The Collected Poems of Rupert Brooke






Thoughts on the Shape of the Human Body

   How can we find? how can we rest? how can
   We, being gods, win joy, or peace, being man?
   We, the gaunt zanies of a witless Fate,
   Who love the unloving and lover hate,
   Forget the moment ere the moment slips,
   Kiss with blind lips that seek beyond the lips,
   Who want, and know not what we want, and cry
   With crooked mouths for Heaven, and throw it by.
   Love's for completeness!  No perfection grows
   'Twixt leg, and arm, elbow, and ear, and nose,
   And joint, and socket; but unsatisfied
   Sprawling desires, shapeless, perverse, denied.
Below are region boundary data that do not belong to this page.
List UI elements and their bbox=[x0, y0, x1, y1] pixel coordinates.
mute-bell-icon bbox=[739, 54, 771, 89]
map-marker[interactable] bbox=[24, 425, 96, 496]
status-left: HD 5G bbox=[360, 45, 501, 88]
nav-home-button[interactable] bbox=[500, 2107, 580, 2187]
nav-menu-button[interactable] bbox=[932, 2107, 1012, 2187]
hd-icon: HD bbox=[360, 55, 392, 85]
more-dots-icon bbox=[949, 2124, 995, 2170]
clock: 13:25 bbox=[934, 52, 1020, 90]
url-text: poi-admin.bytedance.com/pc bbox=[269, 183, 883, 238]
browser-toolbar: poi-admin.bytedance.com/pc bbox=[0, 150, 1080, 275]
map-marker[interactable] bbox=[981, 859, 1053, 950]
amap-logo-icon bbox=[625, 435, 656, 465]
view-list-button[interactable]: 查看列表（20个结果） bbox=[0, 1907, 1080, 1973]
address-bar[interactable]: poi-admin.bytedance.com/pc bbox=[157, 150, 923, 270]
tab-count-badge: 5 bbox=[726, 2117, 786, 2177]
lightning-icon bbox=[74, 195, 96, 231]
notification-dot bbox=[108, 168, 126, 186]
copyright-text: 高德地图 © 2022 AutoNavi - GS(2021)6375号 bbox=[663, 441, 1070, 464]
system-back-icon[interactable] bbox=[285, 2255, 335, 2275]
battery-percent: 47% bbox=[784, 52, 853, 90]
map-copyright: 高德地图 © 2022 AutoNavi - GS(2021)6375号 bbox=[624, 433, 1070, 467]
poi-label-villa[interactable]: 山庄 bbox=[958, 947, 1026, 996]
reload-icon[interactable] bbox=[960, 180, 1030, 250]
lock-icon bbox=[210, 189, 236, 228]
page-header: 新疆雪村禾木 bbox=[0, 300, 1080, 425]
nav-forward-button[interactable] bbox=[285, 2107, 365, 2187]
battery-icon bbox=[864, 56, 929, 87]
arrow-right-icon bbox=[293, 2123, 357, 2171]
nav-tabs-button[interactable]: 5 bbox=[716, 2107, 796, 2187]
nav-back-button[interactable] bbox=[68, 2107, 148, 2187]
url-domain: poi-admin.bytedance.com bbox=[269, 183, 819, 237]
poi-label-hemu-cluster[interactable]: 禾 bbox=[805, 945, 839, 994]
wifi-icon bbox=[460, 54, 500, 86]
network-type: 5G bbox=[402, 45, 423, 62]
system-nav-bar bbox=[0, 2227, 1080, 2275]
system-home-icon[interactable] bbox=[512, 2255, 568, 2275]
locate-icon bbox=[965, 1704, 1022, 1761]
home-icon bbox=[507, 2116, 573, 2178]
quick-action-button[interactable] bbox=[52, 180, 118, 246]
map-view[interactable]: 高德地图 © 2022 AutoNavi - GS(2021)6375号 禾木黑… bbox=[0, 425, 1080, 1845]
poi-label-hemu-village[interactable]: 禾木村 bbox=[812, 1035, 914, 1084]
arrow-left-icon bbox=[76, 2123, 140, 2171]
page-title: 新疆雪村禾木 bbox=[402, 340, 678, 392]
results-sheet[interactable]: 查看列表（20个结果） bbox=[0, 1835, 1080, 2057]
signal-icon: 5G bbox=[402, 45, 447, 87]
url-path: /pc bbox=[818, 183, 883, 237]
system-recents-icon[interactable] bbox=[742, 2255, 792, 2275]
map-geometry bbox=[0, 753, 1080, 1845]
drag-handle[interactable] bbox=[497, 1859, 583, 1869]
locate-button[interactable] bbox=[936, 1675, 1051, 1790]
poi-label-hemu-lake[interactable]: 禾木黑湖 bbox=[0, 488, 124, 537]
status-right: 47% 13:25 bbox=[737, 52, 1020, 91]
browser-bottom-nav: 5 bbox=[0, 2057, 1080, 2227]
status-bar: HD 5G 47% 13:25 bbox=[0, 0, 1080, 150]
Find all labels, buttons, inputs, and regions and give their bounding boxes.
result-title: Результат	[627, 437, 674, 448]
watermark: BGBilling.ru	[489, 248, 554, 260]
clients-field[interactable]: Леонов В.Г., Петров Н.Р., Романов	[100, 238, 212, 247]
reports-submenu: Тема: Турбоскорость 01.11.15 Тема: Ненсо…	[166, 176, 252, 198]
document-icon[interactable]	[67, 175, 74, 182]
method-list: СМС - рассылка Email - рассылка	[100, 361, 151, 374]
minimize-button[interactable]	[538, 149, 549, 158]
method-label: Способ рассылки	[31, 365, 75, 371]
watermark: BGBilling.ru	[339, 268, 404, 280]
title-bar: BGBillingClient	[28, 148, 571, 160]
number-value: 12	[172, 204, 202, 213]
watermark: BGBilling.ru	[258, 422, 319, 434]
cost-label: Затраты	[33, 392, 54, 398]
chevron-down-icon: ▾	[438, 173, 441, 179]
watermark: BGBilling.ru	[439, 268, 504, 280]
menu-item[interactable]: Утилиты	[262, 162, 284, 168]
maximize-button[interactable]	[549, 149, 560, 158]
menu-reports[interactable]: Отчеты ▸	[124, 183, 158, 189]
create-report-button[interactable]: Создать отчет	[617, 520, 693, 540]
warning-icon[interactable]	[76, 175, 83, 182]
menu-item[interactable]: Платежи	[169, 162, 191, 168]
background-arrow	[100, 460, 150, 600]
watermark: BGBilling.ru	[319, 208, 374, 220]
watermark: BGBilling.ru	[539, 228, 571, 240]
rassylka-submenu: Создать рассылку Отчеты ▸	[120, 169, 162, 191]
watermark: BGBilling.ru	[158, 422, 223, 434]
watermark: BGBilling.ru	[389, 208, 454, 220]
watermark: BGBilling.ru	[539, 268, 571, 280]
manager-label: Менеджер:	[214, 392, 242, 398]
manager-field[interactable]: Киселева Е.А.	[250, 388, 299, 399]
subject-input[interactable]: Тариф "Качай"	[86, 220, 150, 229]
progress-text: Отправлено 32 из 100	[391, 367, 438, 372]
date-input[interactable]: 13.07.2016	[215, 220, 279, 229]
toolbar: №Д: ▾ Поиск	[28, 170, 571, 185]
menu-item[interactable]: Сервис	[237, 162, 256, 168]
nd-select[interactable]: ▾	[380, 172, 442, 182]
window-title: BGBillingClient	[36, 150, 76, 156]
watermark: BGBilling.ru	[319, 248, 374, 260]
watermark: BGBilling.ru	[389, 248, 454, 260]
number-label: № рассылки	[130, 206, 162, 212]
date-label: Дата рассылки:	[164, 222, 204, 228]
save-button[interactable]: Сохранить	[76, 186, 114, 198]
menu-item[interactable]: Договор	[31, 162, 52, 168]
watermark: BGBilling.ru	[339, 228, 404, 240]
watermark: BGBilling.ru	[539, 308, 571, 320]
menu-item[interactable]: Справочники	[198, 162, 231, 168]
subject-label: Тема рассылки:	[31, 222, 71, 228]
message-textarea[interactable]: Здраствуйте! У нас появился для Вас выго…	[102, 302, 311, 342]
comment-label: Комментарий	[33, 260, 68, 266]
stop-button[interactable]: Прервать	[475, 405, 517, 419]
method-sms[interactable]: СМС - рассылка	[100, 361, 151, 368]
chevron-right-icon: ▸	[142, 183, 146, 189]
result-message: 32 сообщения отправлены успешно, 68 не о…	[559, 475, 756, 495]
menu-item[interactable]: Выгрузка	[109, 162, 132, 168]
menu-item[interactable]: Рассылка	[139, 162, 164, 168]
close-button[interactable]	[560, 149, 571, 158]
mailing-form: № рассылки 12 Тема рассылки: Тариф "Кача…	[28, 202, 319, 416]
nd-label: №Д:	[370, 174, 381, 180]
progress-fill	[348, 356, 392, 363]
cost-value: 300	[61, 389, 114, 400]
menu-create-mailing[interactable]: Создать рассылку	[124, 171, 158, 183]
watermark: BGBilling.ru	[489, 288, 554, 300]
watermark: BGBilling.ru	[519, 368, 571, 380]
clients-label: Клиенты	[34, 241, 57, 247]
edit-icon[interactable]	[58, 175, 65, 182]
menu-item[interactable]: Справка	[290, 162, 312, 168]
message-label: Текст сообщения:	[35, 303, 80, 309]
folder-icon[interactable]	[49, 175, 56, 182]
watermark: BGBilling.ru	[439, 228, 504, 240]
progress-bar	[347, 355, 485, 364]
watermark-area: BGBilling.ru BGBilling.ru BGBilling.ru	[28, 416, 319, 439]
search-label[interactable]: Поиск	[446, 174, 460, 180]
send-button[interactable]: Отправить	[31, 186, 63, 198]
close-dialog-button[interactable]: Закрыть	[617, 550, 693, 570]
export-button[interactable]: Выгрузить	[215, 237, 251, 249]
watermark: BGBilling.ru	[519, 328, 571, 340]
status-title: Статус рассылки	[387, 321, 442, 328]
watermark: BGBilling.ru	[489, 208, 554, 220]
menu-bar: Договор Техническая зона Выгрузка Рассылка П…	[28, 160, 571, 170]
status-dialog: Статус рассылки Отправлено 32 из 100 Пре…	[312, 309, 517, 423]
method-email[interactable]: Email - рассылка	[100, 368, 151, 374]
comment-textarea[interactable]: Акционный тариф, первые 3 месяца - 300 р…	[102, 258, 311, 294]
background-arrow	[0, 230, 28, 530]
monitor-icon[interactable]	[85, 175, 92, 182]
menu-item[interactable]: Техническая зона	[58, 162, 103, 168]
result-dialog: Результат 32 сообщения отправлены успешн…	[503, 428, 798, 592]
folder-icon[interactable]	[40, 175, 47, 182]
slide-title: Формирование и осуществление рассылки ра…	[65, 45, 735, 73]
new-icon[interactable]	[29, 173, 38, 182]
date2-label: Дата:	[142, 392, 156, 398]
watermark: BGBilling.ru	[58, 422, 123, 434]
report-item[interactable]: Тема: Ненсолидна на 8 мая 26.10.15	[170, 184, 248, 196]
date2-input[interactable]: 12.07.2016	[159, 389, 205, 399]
   Finger with finger wreathes; we love, and gape,
   Fantastic shape to mazed fantastic shape,
   Straggling, irregular, perplexed, embossed,
   Grotesquely twined, extravagantly lost
   By crescive paths and strange protuberant ways
   From sanity and from wholeness and from grace.
   How can love triumph, how can solace be,
   Where fever turns toward fever, knee toward knee?
   Could we but fill to harmony, and dwell
   Simple as our thought and as perfectible,
   Rise disentangled from humanity
   Strange whole and new into simplicity,
   Grow to a radiant round love, and bear
   Unfluctuant passion for some perfect sphere,
   Love moon to moon unquestioning, and be
   Like the star Lunisequa, steadfastly
   Following the round clear orb of her delight,
   Patiently ever, through the eternal night!